DIFERENÇAS REGIONAIS PERMANECEM
COMO DESAFIO PARA O AUXÍLIO BRASIL
O
Auxílio Brasil substituiu o Bolsa Família em novembro passado, após 18 anos de
existência do programa original. Essa foi a forma que o governo do presidente
Jair Bolsonaro (PL) encontrou para criar uma bandeira na área social que
substituísse uma das marcas dos governos petistas.
A
busca de popularidade entre a população mais vulnerável também é importante
para o presidente, que deve buscar a reeleição no pleito de outubro, quando
poderá enfrentar o ex-presidente Lula (PT). “O programa é uma continuação do
Bolsa Família, que foi criado com o objetivo de aliviar pobreza. Ao se olhar os
efeitos de longo prazo, pode-se perceber o quanto benefícios como ele são
importantes para toda a família, ainda que os resultados variem de região para
região”, diz o economista Paulo Tafner, do IMDS (Instituto de Mobilidade e
Desenvolvimento Social).
Ele
comandou um estudo recente, antecipado pela Folha, que mostra que apenas 20%
dos dependentes do Bolsa Família ainda precisavam do programa após 14 anos.
Tafner
ressalta que o sucesso do Bolsa Família e do Auxílio Brasil, embora não deva
ser medido pelas crianças e jovens que conseguiram sair do programa, também se
reflete nesse aspecto, já que muitas famílias vulneráveis puderam fazer com que
seus filhos acumulassem capital humano.
Uma
das principais críticas feitas ao substituto do Bolsa Família, no entanto, é
que o benefício mínimo de R$ 400 está garantido até o fim deste ano. Os
especialistas em políticas públicas temem que a medida siga apenas interesses
eleitorais e que as famílias tenham uma nova queda brusca na renda a partir do
ano que vem.
“O
Brasil precisa reduzir as diferenças regionais, com mais oportunidade de
emprego e aumento da renda média, para que as chances que um trabalhador tem de
deixar de depender do programa aumentem”, diz o economista Bruno Ottoni, da
IDados. O economista complementa que um dos melhores caminhos para reduzir esse
cenário, embora seja uma medida de médio a longo prazo, é o investimento em
educação e capacitação para o mercado de trabalho.
“Não
é fácil resolver esse problema e a gente costuma pensar em respostas prontas.

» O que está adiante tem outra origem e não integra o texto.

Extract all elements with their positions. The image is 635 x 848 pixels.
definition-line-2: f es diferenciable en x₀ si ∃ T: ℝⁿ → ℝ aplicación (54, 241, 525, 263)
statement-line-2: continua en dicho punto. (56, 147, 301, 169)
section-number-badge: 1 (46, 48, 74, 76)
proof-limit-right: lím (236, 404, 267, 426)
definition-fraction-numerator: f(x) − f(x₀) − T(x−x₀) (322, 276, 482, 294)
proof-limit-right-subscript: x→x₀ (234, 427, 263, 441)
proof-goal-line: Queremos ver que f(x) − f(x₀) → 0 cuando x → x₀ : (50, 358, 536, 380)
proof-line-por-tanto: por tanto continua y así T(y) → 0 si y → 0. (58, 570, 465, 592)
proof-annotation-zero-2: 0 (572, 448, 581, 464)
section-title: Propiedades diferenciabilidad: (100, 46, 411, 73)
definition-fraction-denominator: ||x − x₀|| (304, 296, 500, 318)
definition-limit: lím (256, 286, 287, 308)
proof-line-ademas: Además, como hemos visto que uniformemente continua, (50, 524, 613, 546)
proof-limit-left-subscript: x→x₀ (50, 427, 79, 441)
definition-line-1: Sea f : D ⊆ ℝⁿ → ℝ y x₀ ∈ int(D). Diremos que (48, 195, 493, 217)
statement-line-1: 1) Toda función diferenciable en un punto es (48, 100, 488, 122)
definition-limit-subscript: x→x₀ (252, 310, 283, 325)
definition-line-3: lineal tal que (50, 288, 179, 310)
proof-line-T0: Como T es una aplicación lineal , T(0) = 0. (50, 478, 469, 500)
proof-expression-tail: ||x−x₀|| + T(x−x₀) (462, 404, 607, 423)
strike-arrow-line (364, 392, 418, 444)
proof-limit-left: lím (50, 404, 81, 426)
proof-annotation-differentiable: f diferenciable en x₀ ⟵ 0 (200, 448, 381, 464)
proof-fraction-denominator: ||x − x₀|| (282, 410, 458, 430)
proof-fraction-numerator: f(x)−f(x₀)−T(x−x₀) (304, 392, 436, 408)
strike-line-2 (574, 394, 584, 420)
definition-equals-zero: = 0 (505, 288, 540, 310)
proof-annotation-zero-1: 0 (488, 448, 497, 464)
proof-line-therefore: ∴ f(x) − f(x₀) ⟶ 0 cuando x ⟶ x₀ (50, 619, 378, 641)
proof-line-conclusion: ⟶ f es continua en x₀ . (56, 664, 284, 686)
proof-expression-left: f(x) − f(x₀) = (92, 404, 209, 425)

No caso do Ceará, a escolaridade melhorou muito e é impressionante o que
fizeram em termos de ganho, mas o mercado de trabalho era fraco antes, com
rendimento médio baixo e desemprego alto, e continua praticamente do mesmo
jeito.”
Podem
pedir o auxílio as famílias em situação de extrema pobreza, com renda mensal
per capita de até R$ 105, e em situação de pobreza, com renda mensal de até R$
210 por pessoa, segundo o Ministério da Cidadania. São cerca de 18 milhões de
famílias beneficiadas em todo o país.
A
consulta ao valor que a família irá receber pode ser feita por meio do
aplicativo Caixa Tem, no telefone 111 da Caixa Econômica Federal e pelo
aplicativo do Auxílio Brasil.
Também
é possível checar os valores pelo aplicativo Meu CadÚnico e na central de
relacionamento da Cidadania, pelos telefones 121 ou 0800-7072003.